Solving the ancient body-mind mystery

According to new scientific findings, there is not one, but two basic ways of paying attention. When we grow older we shut down one of them – our interoception or inner awareness.

By Peter Appel


 

For thousands of years, humans have discussed the relationship between the body and the mind. In the West, we usually refer to the French philosopher René Descartes (1596-1650) and his famous statement “I think, therefore I am”, but the subject is much older and was intensely debated among both Greek and Indian philosophers.

Today, there is an emerging movement of scientists and scholars working on what we in daily terms call inner awareness, somatic awareness or embodiment. In scientific terms, it is called interoception, or interoceptive attention, and broadly defined as the sense of signals originating within the body.

 
Are thoughts superior to feelings?

This new scientific field is trying to cut through our 400-year Cartesian tradition of dividing thinking and feeling, and especially the idea that thinking is superior to feeling. The new field of research cuts across studies of neurophysiology, somatic anthropology, contemplative practice, and mind-body medicine.

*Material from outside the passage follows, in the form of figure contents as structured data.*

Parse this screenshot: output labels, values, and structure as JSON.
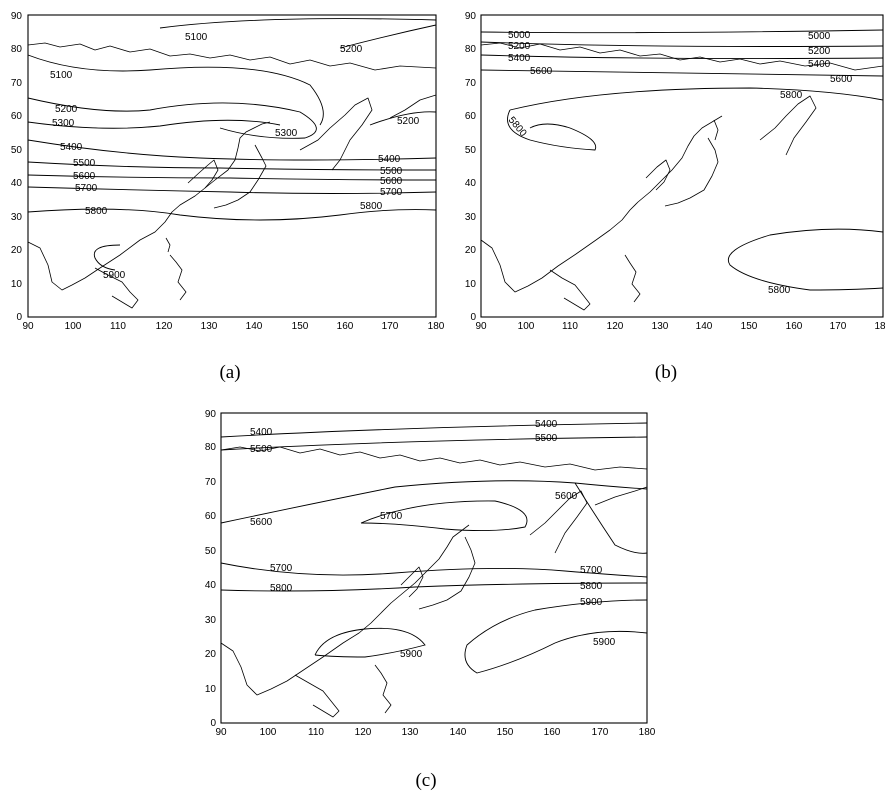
{
  "panels": [
    {
      "id": "a",
      "caption": "(a)",
      "x_ticks": [
        "90",
        "100",
        "110",
        "120",
        "130",
        "140",
        "150",
        "160",
        "170",
        "180"
      ],
      "y_ticks": [
        "0",
        "10",
        "20",
        "30",
        "40",
        "50",
        "60",
        "70",
        "80",
        "90"
      ],
      "contour_labels": [
        "5100",
        "5200",
        "5100",
        "5200",
        "5300",
        "5300",
        "5200",
        "5400",
        "5500",
        "5600",
        "5700",
        "5400",
        "5500",
        "5600",
        "5700",
        "5800",
        "5800",
        "5900"
      ]
    },
    {
      "id": "b",
      "caption": "(b)",
      "x_ticks": [
        "90",
        "100",
        "110",
        "120",
        "130",
        "140",
        "150",
        "160",
        "170",
        "18"
      ],
      "y_ticks": [
        "0",
        "10",
        "20",
        "30",
        "40",
        "50",
        "60",
        "70",
        "80",
        "90"
      ],
      "contour_labels": [
        "5000",
        "5200",
        "5400",
        "5600",
        "5000",
        "5200",
        "5400",
        "5600",
        "5800",
        "5800",
        "5800"
      ]
    },
    {
      "id": "c",
      "caption": "(c)",
      "x_ticks": [
        "90",
        "100",
        "110",
        "120",
        "130",
        "140",
        "150",
        "160",
        "170",
        "180"
      ],
      "y_ticks": [
        "0",
        "10",
        "20",
        "30",
        "40",
        "50",
        "60",
        "70",
        "80",
        "90"
      ],
      "contour_labels": [
        "5400",
        "5500",
        "5400",
        "5500",
        "5600",
        "5700",
        "5600",
        "5700",
        "5800",
        "5700",
        "5800",
        "5900",
        "5900",
        "5900"
      ]
    }
  ]
}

In a pioneering study from 2012 published in Cerebral Cortex, a team of scientists led by Norman Farb from the University of Toronto suggests a radically new view of the old body-mind problem:

There are several different ways of paying attention.

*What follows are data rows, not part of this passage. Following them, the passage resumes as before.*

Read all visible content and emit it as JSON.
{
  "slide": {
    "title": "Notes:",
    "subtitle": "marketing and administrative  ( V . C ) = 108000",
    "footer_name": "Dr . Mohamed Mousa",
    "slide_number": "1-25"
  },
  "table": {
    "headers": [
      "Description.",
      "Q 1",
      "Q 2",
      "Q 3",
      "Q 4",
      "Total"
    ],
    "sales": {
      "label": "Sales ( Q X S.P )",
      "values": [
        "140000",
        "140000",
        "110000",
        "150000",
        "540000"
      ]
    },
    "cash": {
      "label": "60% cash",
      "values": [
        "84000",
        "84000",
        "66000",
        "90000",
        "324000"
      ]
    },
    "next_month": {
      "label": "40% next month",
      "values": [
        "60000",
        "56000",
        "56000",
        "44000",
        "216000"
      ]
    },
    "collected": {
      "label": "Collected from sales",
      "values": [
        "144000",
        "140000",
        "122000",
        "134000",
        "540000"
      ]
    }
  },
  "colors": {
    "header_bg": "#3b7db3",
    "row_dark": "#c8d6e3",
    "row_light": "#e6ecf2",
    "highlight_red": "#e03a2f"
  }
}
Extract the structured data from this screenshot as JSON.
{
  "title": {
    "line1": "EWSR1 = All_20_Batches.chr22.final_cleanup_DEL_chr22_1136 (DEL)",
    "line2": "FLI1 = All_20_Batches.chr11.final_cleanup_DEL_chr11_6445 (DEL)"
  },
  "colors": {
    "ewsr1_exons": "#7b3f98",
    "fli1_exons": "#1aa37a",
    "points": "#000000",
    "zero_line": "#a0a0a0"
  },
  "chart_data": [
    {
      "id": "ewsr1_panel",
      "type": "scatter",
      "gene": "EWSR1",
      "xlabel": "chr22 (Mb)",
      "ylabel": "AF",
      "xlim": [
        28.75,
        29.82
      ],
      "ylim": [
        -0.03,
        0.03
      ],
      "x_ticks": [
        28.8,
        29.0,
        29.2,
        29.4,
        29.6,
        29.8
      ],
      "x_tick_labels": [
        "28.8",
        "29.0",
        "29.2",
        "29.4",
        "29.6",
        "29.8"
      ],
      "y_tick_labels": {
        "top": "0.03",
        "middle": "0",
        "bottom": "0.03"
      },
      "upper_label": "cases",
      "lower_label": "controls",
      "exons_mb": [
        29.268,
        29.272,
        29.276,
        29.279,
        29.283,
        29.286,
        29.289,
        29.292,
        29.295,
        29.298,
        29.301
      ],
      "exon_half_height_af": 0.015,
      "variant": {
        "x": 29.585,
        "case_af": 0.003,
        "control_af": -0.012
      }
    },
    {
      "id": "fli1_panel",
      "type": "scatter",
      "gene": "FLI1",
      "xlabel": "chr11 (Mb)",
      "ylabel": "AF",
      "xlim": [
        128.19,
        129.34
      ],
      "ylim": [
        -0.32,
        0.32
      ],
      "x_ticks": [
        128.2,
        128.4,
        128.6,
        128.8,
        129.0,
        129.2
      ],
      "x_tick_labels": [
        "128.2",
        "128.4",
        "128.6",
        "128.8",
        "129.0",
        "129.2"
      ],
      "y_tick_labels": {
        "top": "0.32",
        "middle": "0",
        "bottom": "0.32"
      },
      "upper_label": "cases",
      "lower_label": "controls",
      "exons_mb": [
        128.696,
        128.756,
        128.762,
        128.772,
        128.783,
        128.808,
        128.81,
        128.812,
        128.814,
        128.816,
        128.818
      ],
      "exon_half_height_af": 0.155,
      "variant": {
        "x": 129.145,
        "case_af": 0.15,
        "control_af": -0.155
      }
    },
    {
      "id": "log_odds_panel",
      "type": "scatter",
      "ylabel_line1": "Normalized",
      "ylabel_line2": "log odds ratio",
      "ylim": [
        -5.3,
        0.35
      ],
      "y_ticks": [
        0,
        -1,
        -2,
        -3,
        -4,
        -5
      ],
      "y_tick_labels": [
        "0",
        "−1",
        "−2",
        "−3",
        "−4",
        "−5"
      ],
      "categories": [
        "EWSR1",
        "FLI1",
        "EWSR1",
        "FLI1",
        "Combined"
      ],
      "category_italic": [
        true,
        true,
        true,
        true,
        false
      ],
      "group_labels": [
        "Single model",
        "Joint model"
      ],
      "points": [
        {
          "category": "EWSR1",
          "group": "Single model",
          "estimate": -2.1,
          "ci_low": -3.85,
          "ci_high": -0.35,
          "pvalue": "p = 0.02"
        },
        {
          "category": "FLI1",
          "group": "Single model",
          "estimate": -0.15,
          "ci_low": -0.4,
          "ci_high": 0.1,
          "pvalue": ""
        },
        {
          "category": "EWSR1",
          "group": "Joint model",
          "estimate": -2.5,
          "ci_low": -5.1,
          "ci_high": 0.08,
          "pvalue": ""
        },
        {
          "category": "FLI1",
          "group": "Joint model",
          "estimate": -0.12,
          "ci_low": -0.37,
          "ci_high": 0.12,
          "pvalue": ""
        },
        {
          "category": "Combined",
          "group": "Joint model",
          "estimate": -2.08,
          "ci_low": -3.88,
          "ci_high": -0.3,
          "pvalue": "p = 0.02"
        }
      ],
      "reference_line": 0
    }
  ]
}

According to the research team, our attention relies not on one but on two different brain circuits. The assumption so far has been that all attention is processed by the frontal lobe of the brain, but the researchers found that this was true of only the outward directed attention.

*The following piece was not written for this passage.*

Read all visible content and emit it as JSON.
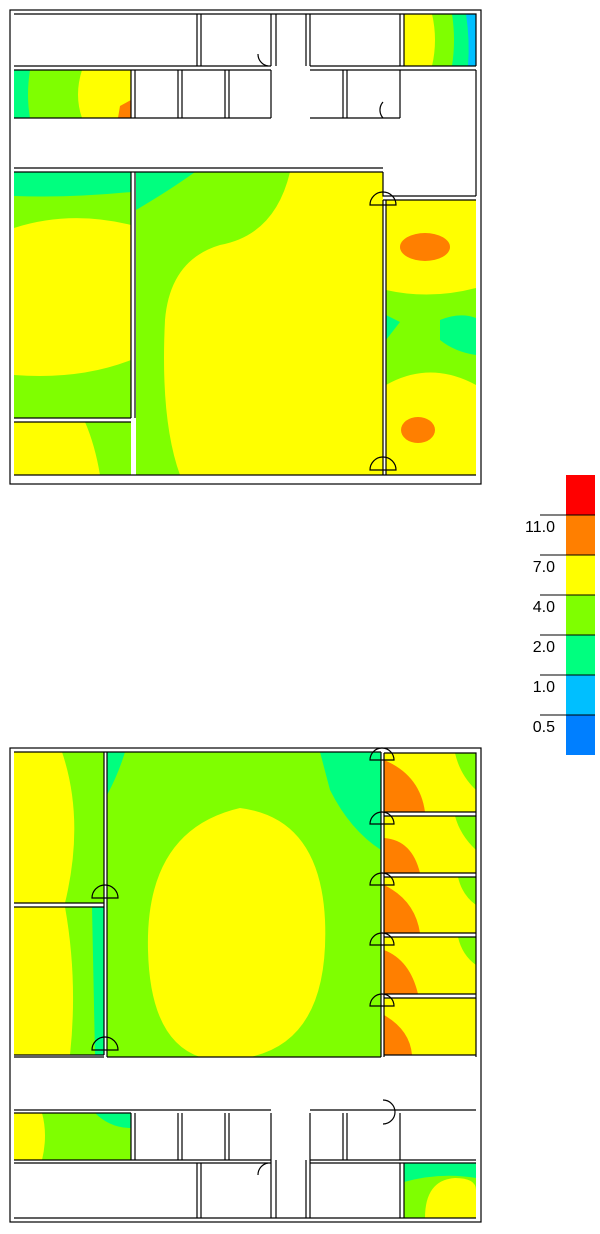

Attention directed inward, or interoceptive attention uses evolutionarily older parts of the brain associated with sensation and the integration of physical experience.

Another fascinating discovery was that the internal world of feelings and sensations dominates perception in babies, but it becomes increasingly foreign and distant as we learn to prioritize the outside world.

 
How can we re-connect with our inner world?

How can we open up the channels in our brain that we have shut down, and train our interoceptive awareness? In an interesting article in Psychology Today, Emma Seppala, Ph. D, gives a very clear answer to this question:

“Yoga, breathing and meditation practices are designed to increase our interoceptive awareness.”

It seems like the new research in interoception, together with Stephen Porges’ Polyvagal Theory, and findings by leading trauma researchers like Pat Ogden, Bessel van der Kolk and Peter Levine, is about to give us a totally new understanding of our bodies.

Are we at last on our way to solve the ancient body-mind mystery?